Foi já a lutar pela vida que Fernando nasceu, com “álcool no sangue” e anemia grave, na Maternidade Alfredo da Costa. A par, os pais debatiam-se com inúmeras dificuldades em necessidades básicas. Fernando foi entregue aos cuidados dos avós maternos com apenas sete meses, mantendo contacto com os pais de forma pontual. O pai faleceu cedo e a mãe desapareceu aos 45 anos. A avó, mulher de estatura pequena e frágil, tornou-se gigante em afetos para o abrigar e o fazer renascer em esperança.  

A entrada na escola foi espinhosa e pautada por dificuldades de aprendizagem. Fernando transitou para um Colégio de Reeducação Especial, onde completou o 6º ano por volta dos 18 anos. Nessa altura, os avós, já reformados, decidem regressar à Cerdeira, em Arganil, para uma vida mais tranquila.  

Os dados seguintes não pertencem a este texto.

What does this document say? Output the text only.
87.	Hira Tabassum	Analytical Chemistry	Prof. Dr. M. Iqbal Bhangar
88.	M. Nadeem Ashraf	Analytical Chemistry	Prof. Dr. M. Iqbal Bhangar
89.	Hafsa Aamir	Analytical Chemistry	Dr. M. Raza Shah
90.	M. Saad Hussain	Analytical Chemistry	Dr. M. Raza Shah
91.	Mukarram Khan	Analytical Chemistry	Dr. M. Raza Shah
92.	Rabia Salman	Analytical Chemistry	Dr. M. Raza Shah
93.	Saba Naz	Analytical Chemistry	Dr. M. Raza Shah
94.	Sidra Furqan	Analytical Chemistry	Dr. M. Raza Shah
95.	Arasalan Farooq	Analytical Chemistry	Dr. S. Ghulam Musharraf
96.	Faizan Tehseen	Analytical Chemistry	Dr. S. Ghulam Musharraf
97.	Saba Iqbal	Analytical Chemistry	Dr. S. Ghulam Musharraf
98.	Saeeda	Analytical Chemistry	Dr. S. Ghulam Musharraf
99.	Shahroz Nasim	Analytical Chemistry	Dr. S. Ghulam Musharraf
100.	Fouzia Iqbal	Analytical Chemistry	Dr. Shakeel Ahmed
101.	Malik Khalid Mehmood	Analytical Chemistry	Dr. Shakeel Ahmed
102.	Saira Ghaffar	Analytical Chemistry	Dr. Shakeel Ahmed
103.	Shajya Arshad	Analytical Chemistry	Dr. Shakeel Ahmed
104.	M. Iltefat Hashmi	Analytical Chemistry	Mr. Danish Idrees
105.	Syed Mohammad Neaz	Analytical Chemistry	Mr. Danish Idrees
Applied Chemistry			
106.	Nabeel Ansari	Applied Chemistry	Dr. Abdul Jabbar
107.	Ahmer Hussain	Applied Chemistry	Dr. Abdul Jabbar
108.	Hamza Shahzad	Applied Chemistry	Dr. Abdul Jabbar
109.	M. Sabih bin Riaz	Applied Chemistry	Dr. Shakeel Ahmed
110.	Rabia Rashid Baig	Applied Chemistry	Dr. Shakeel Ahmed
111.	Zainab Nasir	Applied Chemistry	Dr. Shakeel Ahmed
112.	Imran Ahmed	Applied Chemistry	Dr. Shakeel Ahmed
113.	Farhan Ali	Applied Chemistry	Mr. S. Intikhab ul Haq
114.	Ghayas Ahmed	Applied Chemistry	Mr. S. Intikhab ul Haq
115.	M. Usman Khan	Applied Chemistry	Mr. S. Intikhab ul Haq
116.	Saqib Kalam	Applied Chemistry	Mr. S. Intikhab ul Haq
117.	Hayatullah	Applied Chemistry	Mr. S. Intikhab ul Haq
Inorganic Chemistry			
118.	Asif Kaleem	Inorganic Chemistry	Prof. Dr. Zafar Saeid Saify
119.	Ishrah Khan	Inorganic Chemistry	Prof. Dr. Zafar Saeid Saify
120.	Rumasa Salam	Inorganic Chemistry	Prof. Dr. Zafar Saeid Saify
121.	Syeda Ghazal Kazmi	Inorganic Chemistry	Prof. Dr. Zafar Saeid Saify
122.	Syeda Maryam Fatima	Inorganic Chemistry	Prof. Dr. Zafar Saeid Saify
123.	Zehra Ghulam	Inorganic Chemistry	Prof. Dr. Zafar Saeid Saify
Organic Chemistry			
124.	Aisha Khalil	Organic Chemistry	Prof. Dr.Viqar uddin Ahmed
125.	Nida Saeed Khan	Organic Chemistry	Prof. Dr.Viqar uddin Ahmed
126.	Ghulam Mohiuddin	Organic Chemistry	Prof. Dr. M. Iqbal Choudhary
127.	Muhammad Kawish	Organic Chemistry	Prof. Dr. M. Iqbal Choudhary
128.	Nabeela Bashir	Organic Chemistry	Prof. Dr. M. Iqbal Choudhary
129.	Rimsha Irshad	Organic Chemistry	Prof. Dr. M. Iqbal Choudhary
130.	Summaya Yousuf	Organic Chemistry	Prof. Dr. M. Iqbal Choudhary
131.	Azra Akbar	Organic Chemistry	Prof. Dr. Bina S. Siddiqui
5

Ao chegar à nova localidade, Fernando permaneceu algum tempo por casa, perdido, sem saber o que fazer e onde se movimentar. As lacunas em competências relacionais e profissionais transformaram-se em experiências erráticas em formações e trabalhos. Ao mesmo tempo, Fernando apaixonou-se por uma jovem que conheceu no teletexto da TV. Os avós apoiaram o namoro e o casamento. Os primeiros tempos do novo casal foram felizes e daí nasceu uma linda menina.  

Mas, passados alguns anos, uma névoa negra começou a formar-se. O outrora grande amor da vida de Fernando iniciou um percurso de agressões verbais e psicológicas. A má gestão de dinheiro, a par de limitações graves nos cuidados a prestar a um bebé, conduziram a uma repetição de um ciclo familiar: a menina foi-lhes retirada com poucos meses de vida.  

A avó faleceu um par de anos depois, deixando Fernando completamente à deriva. A tristeza e irritabilidade tomaram conta dos seus dias, à medida que a relação do casal ia ficando mais tóxica e o divórcio foi inevitável. Fernando permaneceu em casa com o avô.  

Em setembro de 2019, sem rumo à vista, por intermédio de contactos com uma funcionária da APPACDM, Fernando optou por ingressar na Instituição. Hoje, identifica esse momento como um ponto de viragem. Encontrou-se nos outros e compreendeu-se melhor. Iniciou atividades socialmente úteis na área dos resíduos urbanos reutilizáveis, com uma compensação monetária, o que fez emergir uma nova identidade laboral. 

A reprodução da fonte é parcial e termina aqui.